C’est toujours chez lui un monde de luttes, évidemment de luttes de classes, qui aboutit à une dichotomie plus ou moins dramatique entre les vainqueurs et les vaincus. Ici, nous avons les vaincus, ceux qui ont lutté avec vaillance, qui ont entrevu et voulu un monde meilleur, et qui ont été vaincus. Spontanément, j’ai pensé à la seule période de notre histoire où peuples et dirigeants ont œuvré dans le même but, celui d’une justice sociale. Ce fut pendant la Commune de Paris, en 1871. Inutile de rappeler avec quelle brutalité ces vrais républicains-là ont été vaincus : ils ont tout simplement été massacrés.
Chez Loach, on ne tourne pas autour du pot, on ne se cache pas derrière son petit doigt, et c’est bien, film après film, ce qu’attendent ceux qui le soutiennent et lui sont plus que jamais fidèles. Chez lui, on ne cache pas le fait que la misère n’est jamais combattue, qu’elle est même entretenue, et qu’elle ne vient pas de nulle part : si vos patrons sont riches, c’est que vous êtes pauvres. Et si cela est possible, c’est évidemment qu’une politique est menée en ce sens, par des gouvernements dont c’est le rôle premier.
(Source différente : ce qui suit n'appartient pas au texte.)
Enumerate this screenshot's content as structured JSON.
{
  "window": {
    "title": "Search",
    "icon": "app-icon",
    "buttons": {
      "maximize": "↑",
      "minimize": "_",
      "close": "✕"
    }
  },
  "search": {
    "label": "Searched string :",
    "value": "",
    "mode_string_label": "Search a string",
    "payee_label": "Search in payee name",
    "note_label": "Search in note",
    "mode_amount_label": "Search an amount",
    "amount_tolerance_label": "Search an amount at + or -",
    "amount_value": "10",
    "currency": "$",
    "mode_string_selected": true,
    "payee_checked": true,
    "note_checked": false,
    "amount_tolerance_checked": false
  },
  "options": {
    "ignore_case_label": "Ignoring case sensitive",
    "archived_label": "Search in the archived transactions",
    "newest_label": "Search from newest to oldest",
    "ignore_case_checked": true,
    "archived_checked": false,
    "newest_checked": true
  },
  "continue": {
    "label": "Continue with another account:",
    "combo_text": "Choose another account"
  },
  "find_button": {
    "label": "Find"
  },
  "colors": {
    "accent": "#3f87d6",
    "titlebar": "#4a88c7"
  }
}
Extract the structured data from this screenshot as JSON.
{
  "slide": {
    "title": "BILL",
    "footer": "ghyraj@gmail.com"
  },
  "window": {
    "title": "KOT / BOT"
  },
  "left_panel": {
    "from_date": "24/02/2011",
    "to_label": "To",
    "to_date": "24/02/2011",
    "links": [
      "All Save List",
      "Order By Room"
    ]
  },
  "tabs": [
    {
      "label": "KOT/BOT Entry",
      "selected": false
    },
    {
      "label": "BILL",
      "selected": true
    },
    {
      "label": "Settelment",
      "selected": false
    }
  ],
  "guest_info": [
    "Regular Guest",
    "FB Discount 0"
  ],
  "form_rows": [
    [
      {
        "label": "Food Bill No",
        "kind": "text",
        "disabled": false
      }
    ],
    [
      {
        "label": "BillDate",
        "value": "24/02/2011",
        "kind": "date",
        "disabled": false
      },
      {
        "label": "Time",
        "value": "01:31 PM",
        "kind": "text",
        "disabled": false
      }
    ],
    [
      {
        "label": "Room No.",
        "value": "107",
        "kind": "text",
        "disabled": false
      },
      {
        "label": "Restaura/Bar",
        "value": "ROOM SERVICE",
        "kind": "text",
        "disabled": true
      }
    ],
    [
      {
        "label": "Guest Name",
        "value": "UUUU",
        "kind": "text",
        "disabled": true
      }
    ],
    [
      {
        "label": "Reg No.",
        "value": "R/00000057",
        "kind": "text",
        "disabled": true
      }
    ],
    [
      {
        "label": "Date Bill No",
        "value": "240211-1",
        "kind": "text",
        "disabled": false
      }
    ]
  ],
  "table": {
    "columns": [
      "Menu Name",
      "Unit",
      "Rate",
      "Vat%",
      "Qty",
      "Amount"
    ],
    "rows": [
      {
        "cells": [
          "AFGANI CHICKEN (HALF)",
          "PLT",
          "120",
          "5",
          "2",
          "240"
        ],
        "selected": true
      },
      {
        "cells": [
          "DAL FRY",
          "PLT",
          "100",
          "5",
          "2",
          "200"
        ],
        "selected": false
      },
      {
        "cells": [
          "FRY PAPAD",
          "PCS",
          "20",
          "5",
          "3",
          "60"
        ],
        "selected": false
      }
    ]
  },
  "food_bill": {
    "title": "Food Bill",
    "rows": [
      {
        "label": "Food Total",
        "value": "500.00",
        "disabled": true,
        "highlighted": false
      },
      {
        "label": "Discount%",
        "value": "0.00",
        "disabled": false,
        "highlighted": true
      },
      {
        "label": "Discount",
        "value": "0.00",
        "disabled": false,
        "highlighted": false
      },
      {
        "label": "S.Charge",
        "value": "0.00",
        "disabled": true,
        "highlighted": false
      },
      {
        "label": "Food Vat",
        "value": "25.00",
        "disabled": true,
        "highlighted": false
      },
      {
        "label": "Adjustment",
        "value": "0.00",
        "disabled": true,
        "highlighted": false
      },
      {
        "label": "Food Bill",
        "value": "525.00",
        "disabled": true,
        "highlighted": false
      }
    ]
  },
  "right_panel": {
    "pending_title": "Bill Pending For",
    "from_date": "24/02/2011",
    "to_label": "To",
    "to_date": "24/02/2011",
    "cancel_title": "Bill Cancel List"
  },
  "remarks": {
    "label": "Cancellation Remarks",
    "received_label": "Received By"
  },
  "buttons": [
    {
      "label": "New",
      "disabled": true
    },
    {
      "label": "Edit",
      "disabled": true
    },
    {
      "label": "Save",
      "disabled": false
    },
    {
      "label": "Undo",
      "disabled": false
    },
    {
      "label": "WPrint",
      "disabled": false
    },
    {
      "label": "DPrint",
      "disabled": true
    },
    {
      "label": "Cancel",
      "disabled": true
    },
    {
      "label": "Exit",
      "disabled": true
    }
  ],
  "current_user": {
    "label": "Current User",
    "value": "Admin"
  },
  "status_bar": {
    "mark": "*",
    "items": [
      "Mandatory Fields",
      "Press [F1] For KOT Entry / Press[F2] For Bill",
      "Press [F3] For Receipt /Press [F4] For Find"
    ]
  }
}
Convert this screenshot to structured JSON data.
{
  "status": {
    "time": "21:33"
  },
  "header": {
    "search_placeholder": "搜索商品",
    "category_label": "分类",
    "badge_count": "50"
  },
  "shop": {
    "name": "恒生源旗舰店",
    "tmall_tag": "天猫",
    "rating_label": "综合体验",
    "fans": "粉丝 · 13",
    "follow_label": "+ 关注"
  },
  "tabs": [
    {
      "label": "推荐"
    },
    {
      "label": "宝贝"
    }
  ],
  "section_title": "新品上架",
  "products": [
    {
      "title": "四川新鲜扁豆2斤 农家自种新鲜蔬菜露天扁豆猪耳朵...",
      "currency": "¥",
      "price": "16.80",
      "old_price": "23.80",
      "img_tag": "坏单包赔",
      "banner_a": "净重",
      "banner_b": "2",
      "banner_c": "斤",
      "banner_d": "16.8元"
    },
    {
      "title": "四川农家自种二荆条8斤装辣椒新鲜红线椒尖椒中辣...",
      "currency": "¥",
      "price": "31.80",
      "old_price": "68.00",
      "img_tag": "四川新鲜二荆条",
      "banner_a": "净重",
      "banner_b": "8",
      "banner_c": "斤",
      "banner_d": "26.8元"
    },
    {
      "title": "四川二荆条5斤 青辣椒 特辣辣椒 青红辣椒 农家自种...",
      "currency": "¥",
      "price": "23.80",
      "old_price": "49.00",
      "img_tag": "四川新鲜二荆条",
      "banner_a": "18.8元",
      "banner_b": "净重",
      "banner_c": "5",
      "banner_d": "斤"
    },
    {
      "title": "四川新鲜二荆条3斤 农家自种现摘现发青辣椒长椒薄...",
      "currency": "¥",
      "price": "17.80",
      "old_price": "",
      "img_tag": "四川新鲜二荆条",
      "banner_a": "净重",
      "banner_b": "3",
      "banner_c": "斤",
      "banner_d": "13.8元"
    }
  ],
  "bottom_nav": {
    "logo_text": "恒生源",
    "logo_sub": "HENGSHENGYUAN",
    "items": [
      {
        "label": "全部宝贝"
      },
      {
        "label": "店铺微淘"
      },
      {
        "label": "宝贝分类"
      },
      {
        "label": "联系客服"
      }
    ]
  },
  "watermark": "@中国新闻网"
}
J’avais rappelé dans mon billet précédent le scandale de la situation dans la 6e ou 7e puissance du monde (précisons : 330000 SDF, dont 2800 enfants qui dorment sans toit sur la tête). Loach dit ici explicitement de l’Angleterre qu’elle est la 6e puissance économique du monde et qu’elle est le lieu de ce scandale. L’ensemble des médias dominants, tenus par des milliardaires qui ont les mêmes intérêts, font en sorte qu’on évacue ce débat, préférant hypocritement, pour parodier Bossuet, déplorer ostensiblement les effets dont ils occultent soigneusement les causes qu’en réalité ils chérissent. D’où ces éternels débats, qui tournent en rond depuis toujours, sur la misère qu’on va enfin éradiquer, alors qu’elle ne fait que s’accroître.
Pas besoin d’être grand clerc pour savoir que cela va encore durer très longtemps. On comprend le désespoir, proche de la tentation suicidaire, des pourtant très vaillants lutteurs du film. Une chose est sûre selon Ken Loach : si un monde avec moins de misère est possible, c’est d’abord à tous ceux-là, sortis du désespoir et massivement unis dans un combat commun, qu’on le devra un jour. C’est ainsi en tout cas que j’interprète la séquence de fin, laquelle suit une autre séquence positive dans cette atmosphère globalement désespérée : celle où le village, petit à petit, se rallie à la famille meurtrie, dans une communion solidaire unanimiste. Là, c’est au film L’Espoir que j’ai pensé, le cadavre accompagné par la foule révélant, au vu de tous, une redoutable solidarité. Une solidarité non pas pleurnicharde prisonnière du présent, mais une solidarité qui soit , enfin, une vraie promesse d’efficacité pour l’avenir.